The Prognostic Effects of Poststroke Cognitive Impairment No Dementia and Domain-Specific Cognitive Impairments in Nondisabled Ischemic Stroke Patients
Background and Purpose—There is some evidence that poststroke dementia, cognitive impairment no dementia (CIND), and mild cognitive impairment predict for poor outcomes such as dementia, death, and institutionalization. However, few studies have examined the prognostic value of CIND, CIND severity, and domain impairments in a poststroke cohort.

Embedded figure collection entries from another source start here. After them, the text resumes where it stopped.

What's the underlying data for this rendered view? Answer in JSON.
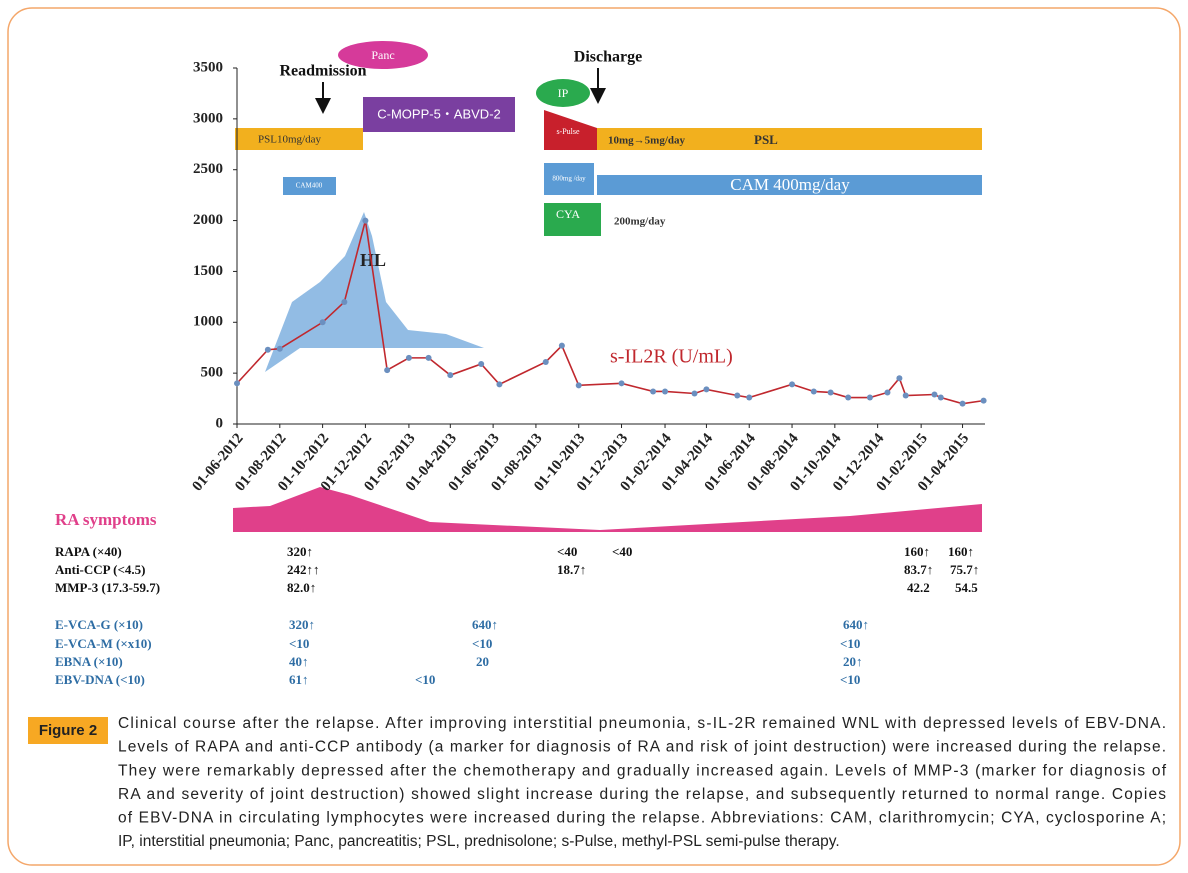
{
  "chart_data": {
    "type": "line",
    "x": [
      "01-06-2012",
      "15-07-2012",
      "01-08-2012",
      "01-10-2012",
      "01-11-2012",
      "01-12-2012",
      "01-01-2013",
      "01-02-2013",
      "01-03-2013",
      "01-04-2013",
      "15-05-2013",
      "10-06-2013",
      "15-08-2013",
      "07-09-2013",
      "01-10-2013",
      "01-12-2013",
      "15-01-2014",
      "01-02-2014",
      "15-03-2014",
      "01-04-2014",
      "15-05-2014",
      "01-06-2014",
      "01-08-2014",
      "01-09-2014",
      "25-09-2014",
      "20-10-2014",
      "20-11-2014",
      "15-12-2014",
      "01-01-2015",
      "10-01-2015",
      "20-02-2015",
      "01-03-2015",
      "01-04-2015",
      "01-05-2015"
    ],
    "series": [
      {
        "name": "s-IL2R (U/mL)",
        "color": "#c0282e",
        "values": [
          400,
          730,
          740,
          1000,
          1200,
          2000,
          530,
          650,
          650,
          480,
          590,
          390,
          610,
          770,
          380,
          400,
          320,
          320,
          300,
          340,
          280,
          260,
          390,
          320,
          310,
          260,
          260,
          310,
          450,
          280,
          290,
          260,
          200,
          230
        ]
      }
    ],
    "xlim": [
      "01-06-2012",
      "03-05-2015"
    ],
    "xticks": [
      "01-06-2012",
      "01-08-2012",
      "01-10-2012",
      "01-12-2012",
      "01-02-2013",
      "01-04-2013",
      "01-06-2013",
      "01-08-2013",
      "01-10-2013",
      "01-12-2013",
      "01-02-2014",
      "01-04-2014",
      "01-06-2014",
      "01-08-2014",
      "01-10-2014",
      "01-12-2014",
      "01-02-2015",
      "01-04-2015"
    ],
    "ylim": [
      0,
      3500
    ],
    "yticks": [
      0,
      500,
      1000,
      1500,
      2000,
      2500,
      3000,
      3500
    ],
    "marker_color": "#6b8fbf",
    "annotations": {
      "readmission": "Readmission",
      "discharge": "Discharge",
      "panc": "Panc",
      "chemo": "C-MOPP-5・ABVD-2",
      "psl_before": "PSL10mg/day",
      "cam_before": "CAM400",
      "hl": "HL",
      "ip": "IP",
      "spulse": "s-Pulse",
      "psl_dose": "10mg→5mg/day",
      "psl": "PSL",
      "cam_pulse": "800mg /day",
      "cam": "CAM 400mg/day",
      "cya": "CYA",
      "cya_dose": "200mg/day",
      "ra_symptoms": "RA symptoms"
    }
  },
  "lab_table": {
    "rows": [
      {
        "label": "RAPA (×40)",
        "values": [
          "320↑",
          "<40",
          "<40",
          "160↑",
          "160↑"
        ]
      },
      {
        "label": "Anti-CCP (<4.5)",
        "values": [
          "242↑↑",
          "18.7↑",
          "83.7↑",
          "75.7↑"
        ]
      },
      {
        "label": "MMP-3 (17.3-59.7)",
        "values": [
          "82.0↑",
          "42.2",
          "54.5"
        ]
      },
      {
        "label": "E-VCA-G (×10)",
        "values": [
          "320↑",
          "640↑",
          "640↑"
        ]
      },
      {
        "label": "E-VCA-M (×x10)",
        "values": [
          "<10",
          "<10",
          "<10"
        ]
      },
      {
        "label": "EBNA (×10)",
        "values": [
          "40↑",
          "20",
          "20↑"
        ]
      },
      {
        "label": "EBV-DNA (<10)",
        "values": [
          "61↑",
          "<10",
          "<10"
        ]
      }
    ]
  },
  "figure": {
    "label": "Figure 2",
    "caption_lines": [
      "Clinical course after the relapse.  After improving interstitial pneumonia, s-IL-2R remained WNL with depressed levels of EBV-DNA.",
      "Levels of RAPA and anti-CCP antibody (a marker for diagnosis of RA and risk of joint destruction) were increased during the relapse.",
      "They were remarkably depressed after the chemotherapy and gradually increased again.  Levels of MMP-3 (marker for diagnosis of",
      "RA and severity of joint destruction) showed slight increase during the relapse, and subsequently returned to normal range. Copies",
      "of EBV-DNA in circulating lymphocytes were increased during the relapse. Abbreviations: CAM, clarithromycin; CYA, cyclosporine A;",
      "IP, interstitial pneumonia; Panc, pancreatitis; PSL, prednisolone; s-Pulse, methyl-PSL semi-pulse therapy."
    ]
  }
}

Methods—A cohort of ischemic stroke patients with baseline cognitive assessments 3 months poststroke were followed up annually for outcomes of dependency, vascular events, and death for up to 5 years. Univariate and multivariate Cox proportional regression was performed to determine the ability CIND, CIND severity, and domain impairments to predict dependency, vascular outcomes, and death.
Results—Four-hundred nineteen patients without dementia (mean age 60±11 years, 32% female) were followed for a mean of 3.2 years. Older age, diabetes, more severe strokes, CIND-mild, and CIND-moderate were independently predictive of dependency. There were no independent predictors of recurrent vascular events. Older age, diabetes, and CIND-moderate were independently predictive of death. In analyses of individual cognitive domains, impairments in visuomotor speed were independently predictive of dependency.
Conclusions—In poststroke patients, CIND predicts dependency and death, while CIND severity discriminates patients with poor survival. Impairments in visuomotor speed independently predict dependency.
- Received July 1, 2010.
- Accepted November 12, 2010.
- © 2011 American Heart Association, Inc.